An argument can be made that the current Rangers roster lacks a single hitter thought of as highly as any of the abovementioned six featured on Opening Day in 2008, which doesn’t even include Nelson Cruz, whom they’d designated for assignment to start that season but luckily didn’t lose on waivers. 

But at the same time, there was no Dane Dunning in 2008. No Taylor Hearn. No Otto or A.J. Alexy, and not even a Spencer Howard to hope for a resurgence out of. There was certainly no Leiter on the farm, and if you were to combine a list ranking the Rangers’ 2008 pitching prospects and their 2022 group, you’d have to work your way well down a list including present-day Cole Winn, Ricky Vanasco, Tekoah Roby, Owen White, Yerry Rodriguez, Dane Acker, Avery Weems, Cody Bradford, Ronny Henriquez, Jake Latz, and Cole Ragans before Beavan or Main showed up.

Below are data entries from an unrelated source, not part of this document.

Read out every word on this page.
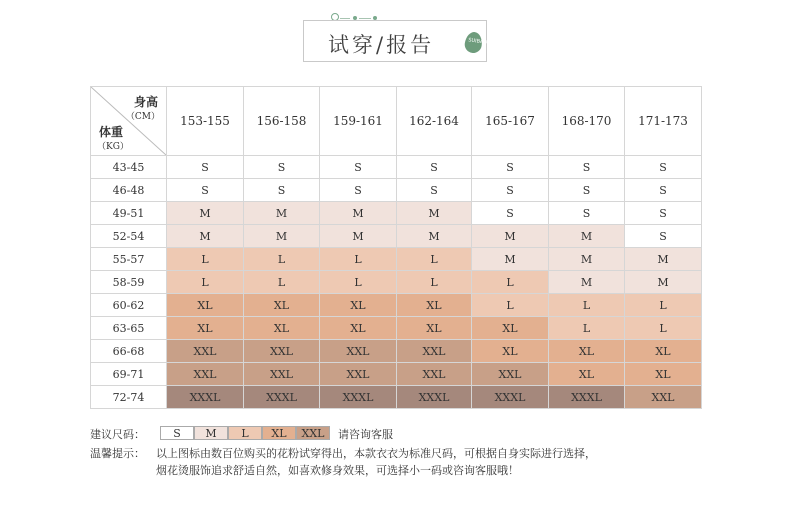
试穿/报告	SUIBAO
身高
（CM）
体重
（KG）	153-155	156-158	159-161	162-164	165-167	168-170	171-173
43-45	S	S	S	S	S	S	S
46-48	S	S	S	S	S	S	S
49-51	M	M	M	M	S	S	S
52-54	M	M	M	M	M	M	S
55-57	L	L	L	L	M	M	M
58-59	L	L	L	L	L	M	M
60-62	XL	XL	XL	XL	L	L	L
63-65	XL	XL	XL	XL	XL	L	L
66-68	XXL	XXL	XXL	XXL	XL	XL	XL
69-71	XXL	XXL	XXL	XXL	XXL	XL	XL
72-74	XXXL	XXXL	XXXL	XXXL	XXXL	XXXL	XXL
建议尺码：	S	M	L	XL	XXL	请咨询客服
温馨提示： 以上图标由数百位购买的花粉试穿得出，本款衣衣为标准尺码，可根据自身实际进行选择，
烟花烫服饰追求舒适自然，如喜欢修身效果，可选择小一码或咨询客服哦！
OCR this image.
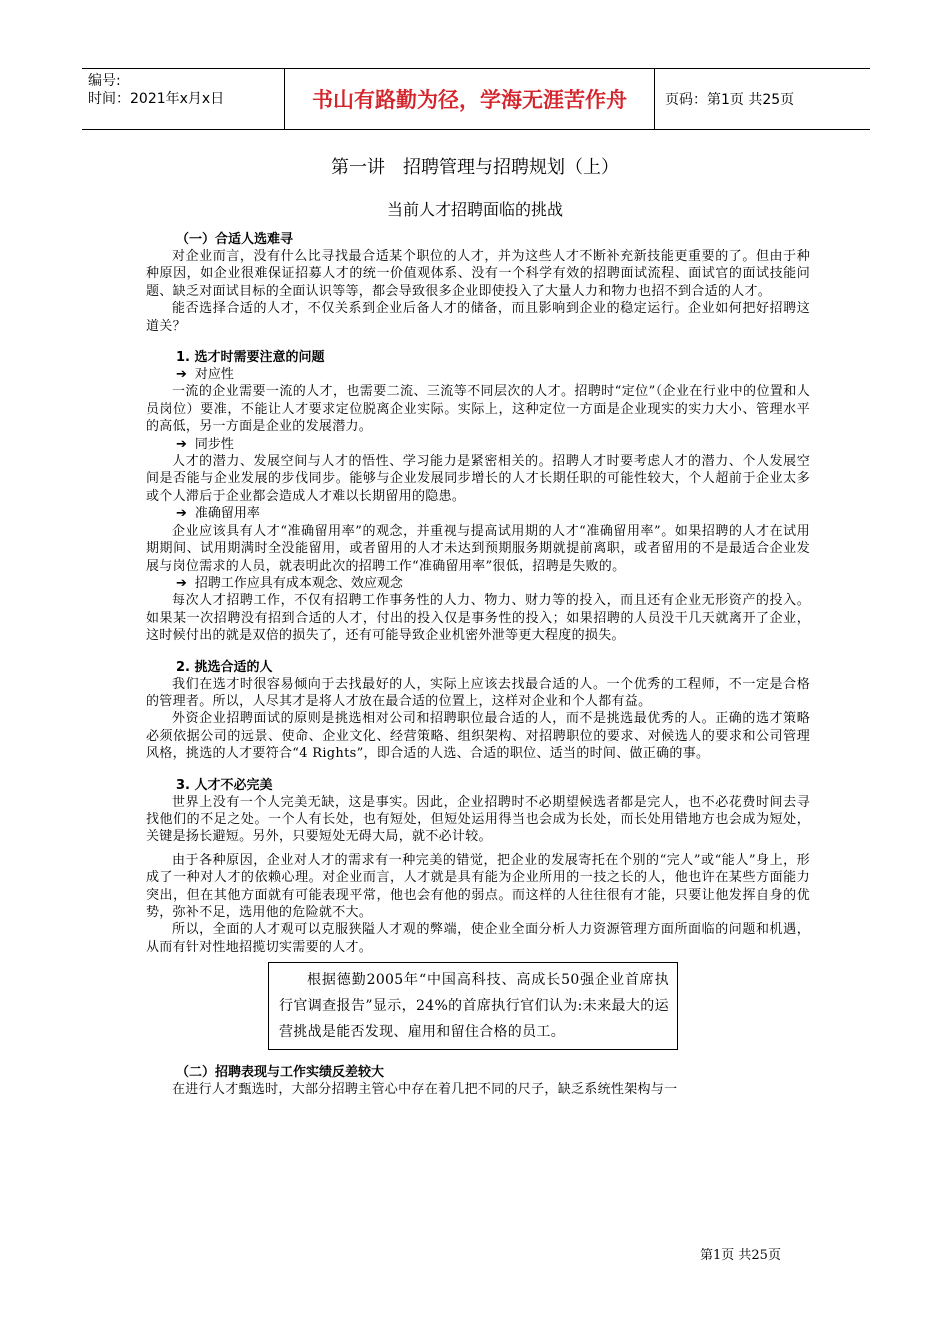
编号:
时间：2021年x月x日	书山有路勤为径，学海无涯苦作舟	页码：第1页 共25页
第一讲　招聘管理与招聘规划（上）
当前人才招聘面临的挑战
（一）合适人选难寻

对企业而言，没有什么比寻找最合适某个职位的人才，并为这些人才不断补充新技能更重要的了。但由于种种原因，如企业很难保证招募人才的统一价值观体系、没有一个科学有效的招聘面试流程、面试官的面试技能问题、缺乏对面试目标的全面认识等等，都会导致很多企业即使投入了大量人力和物力也招不到合适的人才。

能否选择合适的人才，不仅关系到企业后备人才的储备，而且影响到企业的稳定运行。企业如何把好招聘这道关？

1. 选才时需要注意的问题
➔ 对应性

一流的企业需要一流的人才，也需要二流、三流等不同层次的人才。招聘时“定位”（企业在行业中的位置和人员岗位）要准，不能让人才要求定位脱离企业实际。实际上，这种定位一方面是企业现实的实力大小、管理水平的高低，另一方面是企业的发展潜力。

➔ 同步性

人才的潜力、发展空间与人才的悟性、学习能力是紧密相关的。招聘人才时要考虑人才的潜力、个人发展空间是否能与企业发展的步伐同步。能够与企业发展同步增长的人才长期任职的可能性较大，个人超前于企业太多或个人滞后于企业都会造成人才难以长期留用的隐患。

➔ 准确留用率

企业应该具有人才“准确留用率”的观念，并重视与提高试用期的人才“准确留用率”。如果招聘的人才在试用期期间、试用期满时全没能留用，或者留用的人才未达到预期服务期就提前离职，或者留用的不是最适合企业发展与岗位需求的人员，就表明此次的招聘工作“准确留用率”很低，招聘是失败的。

➔ 招聘工作应具有成本观念、效应观念

每次人才招聘工作，不仅有招聘工作事务性的人力、物力、财力等的投入，而且还有企业无形资产的投入。如果某一次招聘没有招到合适的人才，付出的投入仅是事务性的投入；如果招聘的人员没干几天就离开了企业，这时候付出的就是双倍的损失了，还有可能导致企业机密外泄等更大程度的损失。

2. 挑选合适的人

我们在选才时很容易倾向于去找最好的人，实际上应该去找最合适的人。一个优秀的工程师，不一定是合格的管理者。所以，人尽其才是将人才放在最合适的位置上，这样对企业和个人都有益。

外资企业招聘面试的原则是挑选相对公司和招聘职位最合适的人，而不是挑选最优秀的人。正确的选才策略必须依据公司的远景、使命、企业文化、经营策略、组织架构、对招聘职位的要求、对候选人的要求和公司管理风格，挑选的人才要符合“4 Rights”，即合适的人选、合适的职位、适当的时间、做正确的事。

3. 人才不必完美

世界上没有一个人完美无缺，这是事实。因此，企业招聘时不必期望候选者都是完人，也不必花费时间去寻找他们的不足之处。一个人有长处，也有短处，但短处运用得当也会成为长处，而长处用错地方也会成为短处，关键是扬长避短。另外，只要短处无碍大局，就不必计较。

由于各种原因，企业对人才的需求有一种完美的错觉，把企业的发展寄托在个别的“完人”或“能人”身上，形成了一种对人才的依赖心理。对企业而言，人才就是具有能为企业所用的一技之长的人，他也许在某些方面能力突出，但在其他方面就有可能表现平常，他也会有他的弱点。而这样的人往往很有才能，只要让他发挥自身的优势，弥补不足，选用他的危险就不大。

所以，全面的人才观可以克服狭隘人才观的弊端，使企业全面分析人力资源管理方面所面临的问题和机遇，从而有针对性地招揽切实需要的人才。

根据德勤2005年“中国高科技、高成长50强企业首席执行官调查报告”显示，24%的首席执行官们认为:未来最大的运营挑战是能否发现、雇用和留住合格的员工。

（二）招聘表现与工作实绩反差较大

在进行人才甄选时，大部分招聘主管心中存在着几把不同的尺子，缺乏系统性架构与一

第1页 共25页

The Rangers need a lot. Even if the club executes its pledge to be very active this winter, they won’t be able to build a 2024 pennant winner all at once. But in a reversal of how they built the 2010-11 clubs — starting with a 2008 season (79-83) that seems like a fair goal for 2022 and a 2009 campaign (87-75) that could be what the 2023 vision looks like — Texas is now a club that appears to have a pitching foundation coming into focus and a wide-open lineup. There are high hopes for Smith, Duran, Josh Jung, Justin Foscue, Sam Huff, Evan Carter, Dustin Harris, Luisangel Acuna, Bubba Thompson, and others, but as far as the actual position-player foundation is concerned, the trio of Adolis Garcia, Nathaniel Lowe, and Isiah Kiner-Falefa is not anywhere close to Hamilton, Kinsler, and Young.

Yet it’s theoretically easier to add hitting, not to mention more reliable. There are typically more hitters to go around, and they tend to get hurt a whole lot less often. Start a team from scratch, and you’d probably rather get ahead on the pitching front and build from there. Hell, the Braves are representing the National League in the World Series with an outfield manned by three players they traded for three months ago.

The free-agent market will be heavy on hitters this winter, and the Rangers are on every shortlist in the national media handicapping where Correa, Seager, Story, and Marcus Semien could land. ESPN’s Buster Olney even reports on “speculation among rival evaluators that the Rangers could double-dip among the elite shortstops, signing two and shifting one to another position.” And don’t rule out the Rangers tapping into the trade market this winter as well, like they did when they plucked Hamilton from the Reds before 2008. There’s little question that they will trade prospects moving forward; they did so to get Lowe last winter, and as the major-league team starts to win, they will use minor-league depth to deal for players to help put them over the top. It’s just a matter of when — and perhaps that ends up being midseason, the way Beavan and Josh Lueke helped acquire Lee, or Main was flipped for Bengie Molina.

One difference between this winter and the one 21 years ago is that if the Rangers sign a superstar shortstop, this time they won’t surround him with 37-year-olds on one-year deals like they did when A-Rod agreed to his quarter-billion contract. You can learn from your (predecessors’) mistakes.

But you can also study what once worked and try to replicate it, and it looks like that’s what the Rangers are trying to do. Win with hitting? Win with pitching? Either way, win with youth at the foundation and stack impact on top of it. Make 2022 your 2008, and go from there.

Re-creating the past seems to be the Rangers’ objective, a tack our sports memories heartily approve of — if properly done. If the club ultimately gets this right, it’s a safe bet that this winter and the season that follows will have been pavers on the path — part of a framework to make the past, aside from evoking a rush of sports thrill and heartbreak, the prologue to a new story that has a better ending.